Whenever the relationship between the actors is unclear which economically corresponds to the hybrid constellation of coopetition, load-potential relationships are also ambiguous, like in the case of so-called good competitors.

4.3 Patterns of simplexity management

4.3.1 Patterns of blending and assignment

Simplexity management operates on two categories of patterns: (1) blending patterns which answer the question: “How can simplicity and complexity be mixed?” and (2) assignment patterns that clarify which component, domain, or dimension serves as an arena for simplification and which for complexification.

For blending simplicity and complexity, a scope of several patterns of blending is available. Awareness for this scope comes, for example, from blending exploitation and exploration according to the pattern of contextual ambidexterity or the pattern of structural ambidexterity. Again, this spectrum of amalgam, multilevel, sequential, sectoral, subsidiary, and situated patterns of blending options [66] illustrates how meta-complexity is underestimated in existing simplexity approaches that normally assume a “one and only” blending pattern.

Within amalgam mixes the blending is performed in a “total” fashion, yielding new genuinely hybrid frameworks that incorporate both genes of their parent paradigms. For instance, two-part tariff pricing operates with prices simultaneously composed of a fixed (simple) and a variable (complex) component. The multilevel blending pattern combines, for instance, a simple (stable) macro-level with complex (dynamic) microlevels. In a similar fashion, the blended Water-Scrum-Fall model [67] relies on a disciplined (simplified) handling of project specification and release, which serves as a framework for (complex) agile scrum processes in the design phase of the project.

In the case of sectoral and sequential blending, complexity managers pick different paradigms to apply them in distinct sectors, i.e., dimensions, components, and domains (areas, episodes, etc.) of the entire problem solving process: Along these lines, mass customizing is based upon standard modules (simplicity) in conjunction with creating a customized configuration of these modules (complexity) [14]. In the same vein, the unfreeze-move-refreeze pattern of attitude change relies on a sequential blending of complexification episodes (unfreeze, move) and simplification episodes (refreeze). So-called hybrid systems are capable of mixing continuous incremental changes (“flowing”) and discrete dynamic behavior (“jumping”). By means of the outlined blending patterns, simple and complex strategies can be contingently assigned to different segments of the context, e.g., the intra-company context versus external targets.

Subsidiary blending, another blending pattern familiar from management by exception, combines a default (standard) approach (e.g., simplification) and a fallback approach (e.g., complexification).
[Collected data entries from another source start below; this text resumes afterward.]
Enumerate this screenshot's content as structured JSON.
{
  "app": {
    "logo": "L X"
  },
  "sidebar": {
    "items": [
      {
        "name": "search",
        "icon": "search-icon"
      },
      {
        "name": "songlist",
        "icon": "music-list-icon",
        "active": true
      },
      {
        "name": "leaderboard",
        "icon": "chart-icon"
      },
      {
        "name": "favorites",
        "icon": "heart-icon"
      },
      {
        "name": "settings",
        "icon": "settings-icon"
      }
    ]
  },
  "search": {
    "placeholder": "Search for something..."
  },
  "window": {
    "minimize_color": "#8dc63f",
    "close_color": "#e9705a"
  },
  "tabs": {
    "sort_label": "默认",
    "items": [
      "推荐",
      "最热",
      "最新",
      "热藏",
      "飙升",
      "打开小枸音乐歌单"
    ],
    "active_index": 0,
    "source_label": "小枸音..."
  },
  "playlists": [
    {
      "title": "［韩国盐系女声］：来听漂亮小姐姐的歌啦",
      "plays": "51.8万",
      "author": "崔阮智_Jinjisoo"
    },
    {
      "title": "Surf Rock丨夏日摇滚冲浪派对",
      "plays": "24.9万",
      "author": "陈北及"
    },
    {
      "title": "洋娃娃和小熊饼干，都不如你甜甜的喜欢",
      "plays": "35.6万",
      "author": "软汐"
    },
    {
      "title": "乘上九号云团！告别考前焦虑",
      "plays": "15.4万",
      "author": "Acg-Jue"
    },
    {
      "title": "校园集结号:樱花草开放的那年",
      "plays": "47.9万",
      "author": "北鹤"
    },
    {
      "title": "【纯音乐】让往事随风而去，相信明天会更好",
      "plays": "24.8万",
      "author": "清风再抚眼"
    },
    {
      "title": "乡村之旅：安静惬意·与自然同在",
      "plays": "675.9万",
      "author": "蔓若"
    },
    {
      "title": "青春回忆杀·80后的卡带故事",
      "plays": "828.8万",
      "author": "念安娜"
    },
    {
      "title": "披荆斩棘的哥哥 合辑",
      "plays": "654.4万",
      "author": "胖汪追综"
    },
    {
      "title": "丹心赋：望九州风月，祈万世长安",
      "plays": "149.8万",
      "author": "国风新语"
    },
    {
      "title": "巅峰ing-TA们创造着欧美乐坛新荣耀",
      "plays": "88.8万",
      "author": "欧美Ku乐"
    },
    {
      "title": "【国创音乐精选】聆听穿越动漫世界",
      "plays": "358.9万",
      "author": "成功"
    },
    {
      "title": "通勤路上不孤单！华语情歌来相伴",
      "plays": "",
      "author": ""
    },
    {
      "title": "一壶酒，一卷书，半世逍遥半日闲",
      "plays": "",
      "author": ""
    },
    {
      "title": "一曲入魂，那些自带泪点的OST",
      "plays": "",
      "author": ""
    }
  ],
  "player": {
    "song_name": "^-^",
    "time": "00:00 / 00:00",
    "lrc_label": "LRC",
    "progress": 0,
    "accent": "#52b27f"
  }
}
Thus, time pacing may serve as a default, event pacing as an exception. Finally, blended menus offer simplification and complexification as alternative options for ad hoc choices. As for problem solving tactics, the situated choice is between simple straight procedures (e.g., immediate performing) and complex detour procedures (e.g., rest before performing, problem decomposition). Likewise, path constitution comprises a “complex” path breaking option or a “simple” path dependence option [34].
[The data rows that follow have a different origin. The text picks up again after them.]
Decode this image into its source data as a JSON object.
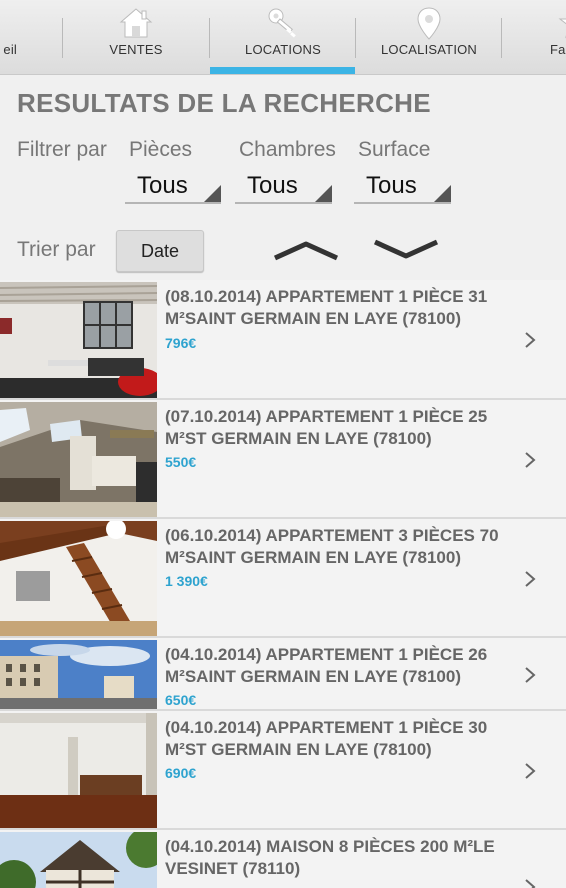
{
  "nav": {
    "partial_left": "eil",
    "ventes": "VENTES",
    "locations": "LOCATIONS",
    "localisation": "LOCALISATION",
    "partial_right": "Fa"
  },
  "title": "RESULTATS DE LA RECHERCHE",
  "filters": {
    "label": "Filtrer par",
    "pieces": {
      "label": "Pièces",
      "value": "Tous"
    },
    "chambres": {
      "label": "Chambres",
      "value": "Tous"
    },
    "surface": {
      "label": "Surface",
      "value": "Tous"
    }
  },
  "sort": {
    "label": "Trier par",
    "button": "Date"
  },
  "listings": [
    {
      "title": "(08.10.2014) APPARTEMENT 1 PIÈCE 31 M²SAINT GERMAIN EN LAYE (78100)",
      "price": "796€"
    },
    {
      "title": "(07.10.2014) APPARTEMENT 1 PIÈCE 25 M²ST GERMAIN EN LAYE (78100)",
      "price": "550€"
    },
    {
      "title": "(06.10.2014) APPARTEMENT 3 PIÈCES 70 M²SAINT GERMAIN EN LAYE (78100)",
      "price": "1 390€"
    },
    {
      "title": "(04.10.2014) APPARTEMENT 1 PIÈCE 26 M²SAINT GERMAIN EN LAYE (78100)",
      "price": "650€"
    },
    {
      "title": "(04.10.2014) APPARTEMENT 1 PIÈCE 30 M²ST GERMAIN EN LAYE (78100)",
      "price": "690€"
    },
    {
      "title": "(04.10.2014) MAISON 8 PIÈCES 200 M²LE VESINET (78110)",
      "price": ""
    }
  ],
  "colors": {
    "accent": "#3cb4e5",
    "price": "#2ea3cf"
  }
}
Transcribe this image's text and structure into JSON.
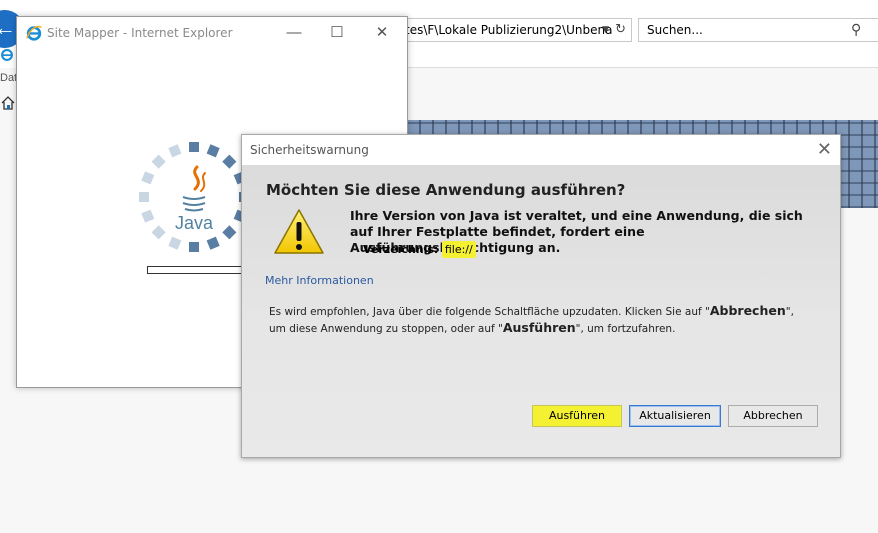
{
  "browser": {
    "address_text": "tes\\F\\Lokale Publizierung2\\Unbena",
    "search_placeholder": "Suchen...",
    "menu_fragment": "Dat"
  },
  "site_mapper": {
    "title": "Site Mapper - Internet Explorer",
    "minimize": "—",
    "maximize": "☐",
    "close": "✕",
    "java_word": "Java"
  },
  "dialog": {
    "title": "Sicherheitswarnung",
    "close": "✕",
    "heading": "Möchten Sie diese Anwendung ausführen?",
    "message": "Ihre Version von Java ist veraltet, und eine Anwendung, die sich auf Ihrer Festplatte befindet, fordert eine Ausführungsberechtigung an.",
    "directory_label": "Verzeichnis:",
    "directory_value": "file://",
    "more_info": "Mehr Informationen",
    "body_1": "Es wird empfohlen, Java über die folgende Schaltfläche upzudaten. Klicken Sie auf \"",
    "body_abbrechen": "Abbrechen",
    "body_2": "\", um diese Anwendung zu stoppen, oder auf \"",
    "body_ausfuehren": "Ausführen",
    "body_3": "\", um fortzufahren.",
    "buttons": {
      "run": "Ausführen",
      "update": "Aktualisieren",
      "cancel": "Abbrechen"
    }
  },
  "colors": {
    "highlight": "#f4f032",
    "java_blue": "#5382a1",
    "java_orange": "#e76f00",
    "warning_yellow": "#f7d21c"
  }
}
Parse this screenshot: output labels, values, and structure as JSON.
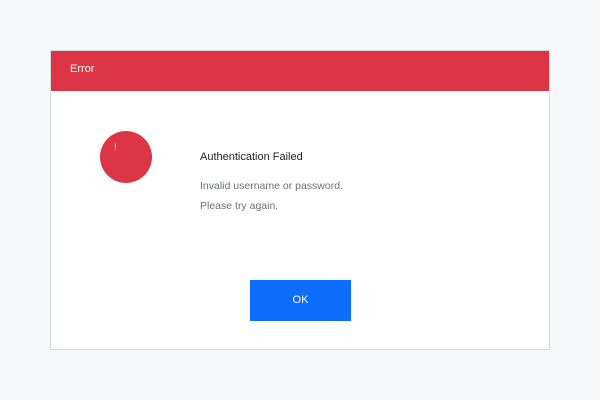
{
  "dialog": {
    "title": "Error",
    "icon": {
      "name": "exclamation-icon",
      "glyph": "!",
      "color": "#dc3545"
    },
    "heading": "Authentication Failed",
    "message_lines": [
      "Invalid username or password.",
      "Please try again."
    ],
    "ok_label": "OK"
  },
  "colors": {
    "titlebar": "#dc3545",
    "button": "#0d6efd",
    "background": "#f7f8fa"
  }
}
4.3.2 Component-focused simplexity patterns

The cluster of assignment patterns locates simplicity and complexity in the load or the potential component. In unison with the simplexity paradigm, simplexity pattern clarifies ways of obtaining a congruence of complexity load and complexity potential via appropriate assignment strategies as portrayed in Figure 2.

Some of the patterns rely on strategies of complexity reduction, i.e., ease strategies reducing the complexity load and cut strategies reducing (idle) potential. Along these lines, more (less) slack represents the appropriate response to more (less) turbulence.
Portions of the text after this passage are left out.